In our forty years of marriage I had never felt so far away from Ezra.

“Good witches,” I insisted. How could Ezra be so blind to the Queen’s gifts? “She can help us.” I needed to convince him.

“How can she help us?”

“With the walnuts.” I patiently explained, recalling how warm and alive the nuts had felt, how gentle but firm the Queen’s hand on my arm.

“What?” he spat out. “You think walnuts can cure cancer?”

“Ezra,” I reminded him gently, “you’ve been buying walnuts all over the Périgord.”

The look that he gave me was so full of pity that I quivered.

“That,” he said, “was a joke.”

“A joke. Ha, ha, very funny.
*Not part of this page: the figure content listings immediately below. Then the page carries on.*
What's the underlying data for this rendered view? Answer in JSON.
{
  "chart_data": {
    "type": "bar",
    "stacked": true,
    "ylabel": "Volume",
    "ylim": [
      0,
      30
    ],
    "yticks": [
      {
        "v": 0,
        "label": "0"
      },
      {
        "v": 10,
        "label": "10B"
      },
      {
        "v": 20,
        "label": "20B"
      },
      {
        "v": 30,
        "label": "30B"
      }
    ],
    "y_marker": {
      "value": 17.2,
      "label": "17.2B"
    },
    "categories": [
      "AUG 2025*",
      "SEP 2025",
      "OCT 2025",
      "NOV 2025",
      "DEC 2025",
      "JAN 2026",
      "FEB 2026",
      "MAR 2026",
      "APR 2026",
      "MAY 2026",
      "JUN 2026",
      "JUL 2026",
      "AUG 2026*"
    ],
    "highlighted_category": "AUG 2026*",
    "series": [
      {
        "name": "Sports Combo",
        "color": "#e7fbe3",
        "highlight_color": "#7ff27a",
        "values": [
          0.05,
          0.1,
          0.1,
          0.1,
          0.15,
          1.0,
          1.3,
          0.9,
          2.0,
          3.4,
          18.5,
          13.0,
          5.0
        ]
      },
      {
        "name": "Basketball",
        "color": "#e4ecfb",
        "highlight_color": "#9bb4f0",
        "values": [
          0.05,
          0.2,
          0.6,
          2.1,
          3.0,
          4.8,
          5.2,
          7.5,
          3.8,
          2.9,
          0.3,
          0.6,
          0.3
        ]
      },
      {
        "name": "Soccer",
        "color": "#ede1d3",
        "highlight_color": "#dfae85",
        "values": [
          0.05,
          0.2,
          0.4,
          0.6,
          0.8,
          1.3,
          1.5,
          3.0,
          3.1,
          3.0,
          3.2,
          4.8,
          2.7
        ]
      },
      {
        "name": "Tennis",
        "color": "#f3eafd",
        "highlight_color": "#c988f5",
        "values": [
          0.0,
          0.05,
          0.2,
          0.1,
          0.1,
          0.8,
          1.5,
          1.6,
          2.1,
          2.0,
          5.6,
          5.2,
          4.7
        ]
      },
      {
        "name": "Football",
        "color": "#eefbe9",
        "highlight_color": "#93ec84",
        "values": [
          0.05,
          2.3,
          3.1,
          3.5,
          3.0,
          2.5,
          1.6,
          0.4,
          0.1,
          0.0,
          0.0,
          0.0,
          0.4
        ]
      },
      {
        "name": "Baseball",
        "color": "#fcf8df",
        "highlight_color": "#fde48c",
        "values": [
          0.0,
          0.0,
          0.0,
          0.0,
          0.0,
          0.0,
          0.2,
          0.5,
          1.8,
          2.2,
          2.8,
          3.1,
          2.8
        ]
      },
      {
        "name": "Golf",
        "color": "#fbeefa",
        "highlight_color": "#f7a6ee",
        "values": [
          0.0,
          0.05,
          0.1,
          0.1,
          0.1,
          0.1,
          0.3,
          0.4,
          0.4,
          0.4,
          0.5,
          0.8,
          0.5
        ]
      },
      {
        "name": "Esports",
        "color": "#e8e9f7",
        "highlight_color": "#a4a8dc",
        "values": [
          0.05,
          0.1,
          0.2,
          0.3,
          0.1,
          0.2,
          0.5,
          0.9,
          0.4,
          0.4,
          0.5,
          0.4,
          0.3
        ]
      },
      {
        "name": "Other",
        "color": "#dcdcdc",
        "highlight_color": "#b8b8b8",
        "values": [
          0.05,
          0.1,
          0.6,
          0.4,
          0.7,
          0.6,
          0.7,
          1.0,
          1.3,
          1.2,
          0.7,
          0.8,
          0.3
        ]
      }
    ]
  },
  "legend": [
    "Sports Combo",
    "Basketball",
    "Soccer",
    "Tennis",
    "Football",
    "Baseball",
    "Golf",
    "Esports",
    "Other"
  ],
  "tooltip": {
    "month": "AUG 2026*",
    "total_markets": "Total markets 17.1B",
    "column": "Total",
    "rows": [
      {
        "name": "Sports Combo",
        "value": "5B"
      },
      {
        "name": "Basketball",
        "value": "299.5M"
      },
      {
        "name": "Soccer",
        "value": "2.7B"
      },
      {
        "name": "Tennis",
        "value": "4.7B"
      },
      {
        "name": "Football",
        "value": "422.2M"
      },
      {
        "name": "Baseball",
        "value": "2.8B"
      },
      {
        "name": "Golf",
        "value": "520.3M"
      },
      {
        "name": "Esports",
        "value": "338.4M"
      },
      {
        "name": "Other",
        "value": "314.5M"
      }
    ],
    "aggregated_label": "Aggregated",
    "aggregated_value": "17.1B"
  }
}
And the screams and the poison, also a joke?”

“Poetic license,” he said.

Ezra taught law. “Since when do you make use of poetic license?” I asked.

“You do and I had to get you out of there.”

I felt sore and sad and jumbled. “I didn’t mean…”

“No.” He was vehement. “I had to get you out of there. I saw that look in your eyes. Like when we were in India and the guide took us to that Hindu temple. I was scared you would never leave.”

 

I stayed awake until the storm passed trying to parse things out, though I didn’t understand much. When the storm ended, I wrapped my robe around me and went to the window. The wind had scattered the lawn chairs and the tree was still standing.

 

 

Annette Leavy is a psychotherapist and a writer of fiction and creative non-fiction living in Philadelphia, PA. Her work has been published in Caveat Lector and The Blue Lake Review.